アライグマとホワイトデー
静かな三月の稲荷神社。気温の安定しない三寒四温。今日の陽気は肌寒く、数人の参拝客もまだ冬物が手放せないようだった。
そこに鳥居の外から慌ただしいい足音。外から帰ってきた薄墨はワクワクと目を輝かせ、本殿前に立つ人影に突撃していく。
「お菓子ちょーだーい!」
「はいはい、分かっていますよ。それより境内では騒がないように」
「むう」
水を差された薄墨はむくれた顔で不満を表す。
グレーのふわふわした髪、ベージュのセーター。髪と同じ色をした縞模様の尻尾が揺れる。
彼女は人の姿に変えられたアライグマだ。
呆れたような顔をして応じたのは、整った顔立ちで神職らしき服装の男性。その正体は稲荷神社の神使たるキツネ。神社を荒らしたアライグマに薄墨と名を付けて人の姿に変えた張本人だ。
この日はホワイトデー。
薄墨はバレンタインのお返しを求めていたのだった。
「あなたは質より量が良いのでしょう?」
「三倍だもんね!」
要求は純粋で朗らか、屈託のない笑みは眩しい程だ。
バレンタインに渡したチョコは当然義理。コンビニで手軽に買った商品。お返しがもらえると、更に相場は三倍だと聞いてすぐに決めていた。
薄墨に遅れて、後ろから女子高生達が小走りで追いかけてきた。九羽香、栞里、友美。薄墨の正体を知りつつ何事もなく接する友達だ。
「すずみー食い意地張り過ぎー」
「ホワイトデーってそういうんじゃないってば」
「私達もお返しもらえますー?」
美形の神使は参拝客の女性から人気がある。彼女達も同様にファンだ。
バレンタインには薄墨ともチョコを交換し、神使にも気合の入ったチョコを渡していた。普段参拝客からのプレゼントは断っているが、彼女達からは特別に受け取っていた。
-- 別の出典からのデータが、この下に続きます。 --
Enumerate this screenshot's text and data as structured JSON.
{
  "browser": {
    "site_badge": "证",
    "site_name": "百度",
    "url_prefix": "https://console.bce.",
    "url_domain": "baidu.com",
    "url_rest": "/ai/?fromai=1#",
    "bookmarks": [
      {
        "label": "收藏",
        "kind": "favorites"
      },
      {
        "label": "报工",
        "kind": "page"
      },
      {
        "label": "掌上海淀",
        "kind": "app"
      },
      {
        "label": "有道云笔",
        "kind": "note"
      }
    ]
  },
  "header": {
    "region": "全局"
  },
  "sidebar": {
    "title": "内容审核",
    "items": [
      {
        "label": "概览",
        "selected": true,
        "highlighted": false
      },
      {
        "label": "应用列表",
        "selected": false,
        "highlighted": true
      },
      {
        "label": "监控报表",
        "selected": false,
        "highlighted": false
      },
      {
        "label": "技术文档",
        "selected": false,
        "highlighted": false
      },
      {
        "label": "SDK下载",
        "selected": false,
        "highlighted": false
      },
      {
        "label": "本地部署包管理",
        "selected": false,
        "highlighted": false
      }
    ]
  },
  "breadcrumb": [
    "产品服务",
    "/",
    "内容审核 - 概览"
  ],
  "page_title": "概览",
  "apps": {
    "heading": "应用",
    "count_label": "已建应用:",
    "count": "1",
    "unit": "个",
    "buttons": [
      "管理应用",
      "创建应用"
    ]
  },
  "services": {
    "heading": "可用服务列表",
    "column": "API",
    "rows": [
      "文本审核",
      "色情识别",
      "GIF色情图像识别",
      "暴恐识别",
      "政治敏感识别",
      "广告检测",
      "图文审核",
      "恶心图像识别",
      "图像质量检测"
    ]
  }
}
「……本来こういう事はよろしくないのですが……薄墨の友達ですからね。用意していますよ」
「わ! やった!」
手を取って飛び跳ねるように喜ぶ女子高生。薄墨も一緒になって笑っているが意味合いを理解していないだろう。
ちょうど他に人はいなくなったので、まとめて社務所の一室に案内。
そこは既に準備万端。
ドーナツ、タルト、シュークリーム、などなど。テーブルに盛られたお菓子の山は薄墨を興奮させた。
「ふわあああ! いっぱい!」
「落ち着きなさい。それに手を洗う方が先です」
「はーい」
「ほら行こ」
「むう」
渋々と手を洗いに行く薄墨と女子高生達。はしゃぐ彼女らを神使は温かく見守った。
戻ってきて座った途端、薄墨は両手で掴んで交互に食べる欲張りスタイルで大いにはしゃいでいた。
友達もそれぞれにお菓子を摘む。一線を引く神使の気を引こうともするが、彼はあくまで大人の立場を崩さない。
その内諦め、ワイワイとはしゃぐ事に集中し始めた。
マナーなど気にしないものだから、薄墨はボロボロと食べカスを散らかしてしまっている。
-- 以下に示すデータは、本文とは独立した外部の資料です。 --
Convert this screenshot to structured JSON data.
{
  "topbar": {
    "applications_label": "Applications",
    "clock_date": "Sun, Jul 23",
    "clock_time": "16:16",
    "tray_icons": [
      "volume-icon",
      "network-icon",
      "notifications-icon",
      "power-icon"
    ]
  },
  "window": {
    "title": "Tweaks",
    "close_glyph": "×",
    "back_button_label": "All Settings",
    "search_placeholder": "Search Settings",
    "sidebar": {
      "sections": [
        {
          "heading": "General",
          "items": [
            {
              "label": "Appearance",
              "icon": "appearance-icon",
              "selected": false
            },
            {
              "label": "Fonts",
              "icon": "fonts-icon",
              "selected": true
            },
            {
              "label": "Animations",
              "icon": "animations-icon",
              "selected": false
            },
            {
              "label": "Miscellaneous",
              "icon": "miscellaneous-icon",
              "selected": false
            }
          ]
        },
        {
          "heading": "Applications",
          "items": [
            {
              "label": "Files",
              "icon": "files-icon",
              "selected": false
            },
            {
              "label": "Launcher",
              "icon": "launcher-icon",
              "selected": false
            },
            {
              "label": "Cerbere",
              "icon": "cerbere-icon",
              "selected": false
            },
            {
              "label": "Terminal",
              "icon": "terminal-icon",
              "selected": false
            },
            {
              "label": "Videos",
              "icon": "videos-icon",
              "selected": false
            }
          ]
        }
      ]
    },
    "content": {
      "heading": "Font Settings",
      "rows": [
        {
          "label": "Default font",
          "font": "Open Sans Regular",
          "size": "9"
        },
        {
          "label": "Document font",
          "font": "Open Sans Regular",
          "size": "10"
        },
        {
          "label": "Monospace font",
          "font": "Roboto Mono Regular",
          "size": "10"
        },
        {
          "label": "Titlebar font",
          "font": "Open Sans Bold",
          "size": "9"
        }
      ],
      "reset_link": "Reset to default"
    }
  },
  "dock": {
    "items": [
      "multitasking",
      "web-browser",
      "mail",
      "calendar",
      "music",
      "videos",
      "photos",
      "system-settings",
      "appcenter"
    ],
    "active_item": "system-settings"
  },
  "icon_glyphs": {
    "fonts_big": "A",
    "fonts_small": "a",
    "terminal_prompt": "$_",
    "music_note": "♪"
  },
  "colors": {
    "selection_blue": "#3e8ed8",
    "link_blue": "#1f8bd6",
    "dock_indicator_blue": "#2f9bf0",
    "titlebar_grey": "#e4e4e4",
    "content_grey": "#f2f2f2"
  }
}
「ああ、もう。慌ててはいけません。ゆっくり食べなさい」
「ふあってほいひいし」
「飲み込んでから喋りなさい」
呆れ顔で甲斐甲斐しく世話を焼く神使。
残る三人の手が止まる。じっと見つめて、思わず吹き出した。
「うーん、これはお父さん」
「イケメンパパ」
「かなりイメージ変わったねー。推せるけど」
ひそひそと話し、微笑ましく見守る立場が変わる。神使は眉をひそめたが薄墨から目は離せないので否定もできない。
皆で和やかな時間を楽しんだのだった。